ENGLISH SCHOOL (19th Century)
A Lover’s Eye miniature, with green iris
Set into original gold brooch with graduated pearl border (later seed pearl necklace)
Circular, 15mm (1/2in) high
SOLD
Eye miniatures were rarely discussed in contemporary literature, adding further to their mystery. Horace Walpole suggested that the craze had originally come from France, writing a letter on 27 October 1785 to the Countess of Ossory stating:
‘When human folly, or rather French folly, can go so far, it would be trifling to instance a much fainter silliness; but you know Madam, that the fashion now, is it not, to have portraits but of an eye? They say, ‘Lord, don’t you know it?’ A Frenchman is come over to paint eyes here.’
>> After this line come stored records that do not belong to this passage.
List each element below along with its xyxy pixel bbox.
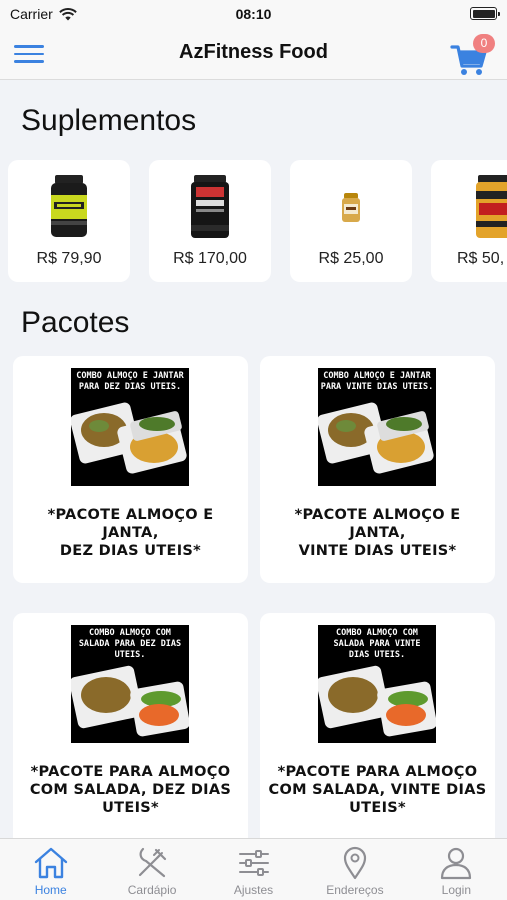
package-title: *PACOTE ALMOÇO E JANTA, VINTE DIAS UTEIS… <box>294 507 461 559</box>
small-supplement-jar-icon <box>342 193 360 222</box>
supplement-price: R$ 50, <box>457 250 505 267</box>
tab-enderecos[interactable]: Endereços <box>304 839 405 900</box>
rush-preworkout-jar-icon <box>476 175 507 238</box>
cart-button[interactable]: 0 <box>449 32 495 76</box>
supplement-price: R$ 79,90 <box>36 250 102 267</box>
tab-login[interactable]: Login <box>406 839 507 900</box>
supplement-card[interactable]: R$ 25,00 <box>290 160 412 282</box>
package-card[interactable]: COMBO ALMOÇO COM SALADA PARA DEZ DIAS UT… <box>13 613 248 853</box>
sliders-icon <box>238 850 269 876</box>
supplement-card[interactable]: R$ 170,00 <box>149 160 271 282</box>
tab-label: Cardápio <box>127 883 177 897</box>
tab-label: Home <box>34 883 67 897</box>
nav-bar: AzFitness Food 0 <box>0 28 507 80</box>
package-banner-line: DIAS UTEIS. <box>349 650 405 660</box>
package-banner-line: PARA VINTE DIAS UTEIS. <box>321 382 434 392</box>
package-image: COMBO ALMOÇO COM SALADA PARA VINTE DIAS … <box>318 625 436 743</box>
package-banner-line: SALADA PARA DEZ DIAS <box>79 639 181 649</box>
app-title: AzFitness Food <box>179 41 328 63</box>
cart-count-badge: 0 <box>473 34 495 53</box>
package-image: COMBO ALMOÇO COM SALADA PARA DEZ DIAS UT… <box>71 625 189 743</box>
package-banner-line: COMBO ALMOÇO E JANTAR <box>323 371 431 381</box>
tab-home[interactable]: Home <box>0 839 101 900</box>
supplement-price: R$ 170,00 <box>173 250 247 267</box>
battery-icon <box>470 7 500 20</box>
user-icon <box>441 847 472 880</box>
map-pin-icon <box>343 846 367 880</box>
tab-ajustes[interactable]: Ajustes <box>203 839 304 900</box>
package-card[interactable]: COMBO ALMOÇO COM SALADA PARA VINTE DIAS … <box>260 613 495 853</box>
package-banner-line: UTEIS. <box>115 650 146 660</box>
section-title-packages: Pacotes <box>21 306 130 339</box>
supplement-card[interactable]: R$ 79,90 <box>8 160 130 282</box>
status-bar: Carrier 08:10 <box>0 0 507 28</box>
tab-bar: Home Cardápio Ajustes Endereços Login <box>0 838 507 900</box>
supplement-card[interactable]: R$ 50, <box>431 160 507 282</box>
tab-label: Login <box>441 883 472 897</box>
package-image: COMBO ALMOÇO E JANTAR PARA DEZ DIAS UTEI… <box>71 368 189 486</box>
utensils-icon <box>139 847 167 878</box>
package-title: *PACOTE ALMOÇO E JANTA, DEZ DIAS UTEIS* <box>47 507 214 559</box>
package-card[interactable]: COMBO ALMOÇO E JANTAR PARA DEZ DIAS UTEI… <box>13 356 248 583</box>
tab-label: Ajustes <box>233 883 274 897</box>
tab-cardapio[interactable]: Cardápio <box>101 839 202 900</box>
package-image: COMBO ALMOÇO E JANTAR PARA VINTE DIAS UT… <box>318 368 436 486</box>
package-title: *PACOTE PARA ALMOÇO COM SALADA, VINTE DI… <box>268 764 487 816</box>
whey-protein-jar-icon <box>191 175 229 238</box>
package-card[interactable]: COMBO ALMOÇO E JANTAR PARA VINTE DIAS UT… <box>260 356 495 583</box>
package-banner-line: PARA DEZ DIAS UTEIS. <box>79 382 181 392</box>
package-banner-line: COMBO ALMOÇO COM <box>89 628 171 638</box>
home-icon <box>34 847 67 879</box>
package-banner-line: SALADA PARA VINTE <box>334 639 421 649</box>
package-banner-line: COMBO ALMOÇO COM <box>336 628 418 638</box>
creatine-jar-icon <box>51 175 87 237</box>
section-title-supplements: Suplementos <box>21 104 197 137</box>
clock: 08:10 <box>235 6 272 22</box>
tab-label: Endereços <box>326 883 384 897</box>
package-title: *PACOTE PARA ALMOÇO COM SALADA, DEZ DIAS… <box>29 764 232 816</box>
supplement-price: R$ 25,00 <box>318 250 384 267</box>
package-banner-line: COMBO ALMOÇO E JANTAR <box>76 371 184 381</box>
supplements-carousel[interactable]: R$ 79,90 R$ 170,00 R$ 25,00 R$ 50, <box>8 160 507 282</box>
Charles Dickens turns the erotic and secretive element of the eye miniature on its head in a subversive text which assumes that his readers would have understood the original purpose of eye miniatures. In Dombey and Son (1848) Dickens introduces us to Miss Tox, an ageing spinster: 'when full-dressed, she wore round her neck the barrenest of lockets, representing a fishy old eye, with no approach to speculation in it.' On Miss Tox, the eye miniature perhaps presented to her when she had hopes of romance leading to marriage becomes an object of disgust, far removed from her youth.
Still in its graduated pearl frame this eye, like others of its type, is difficult to date from the painting alone. Nor is the gender of the person discernible – a peculiar feature of the lover’s eye which makes them all the more mysterious.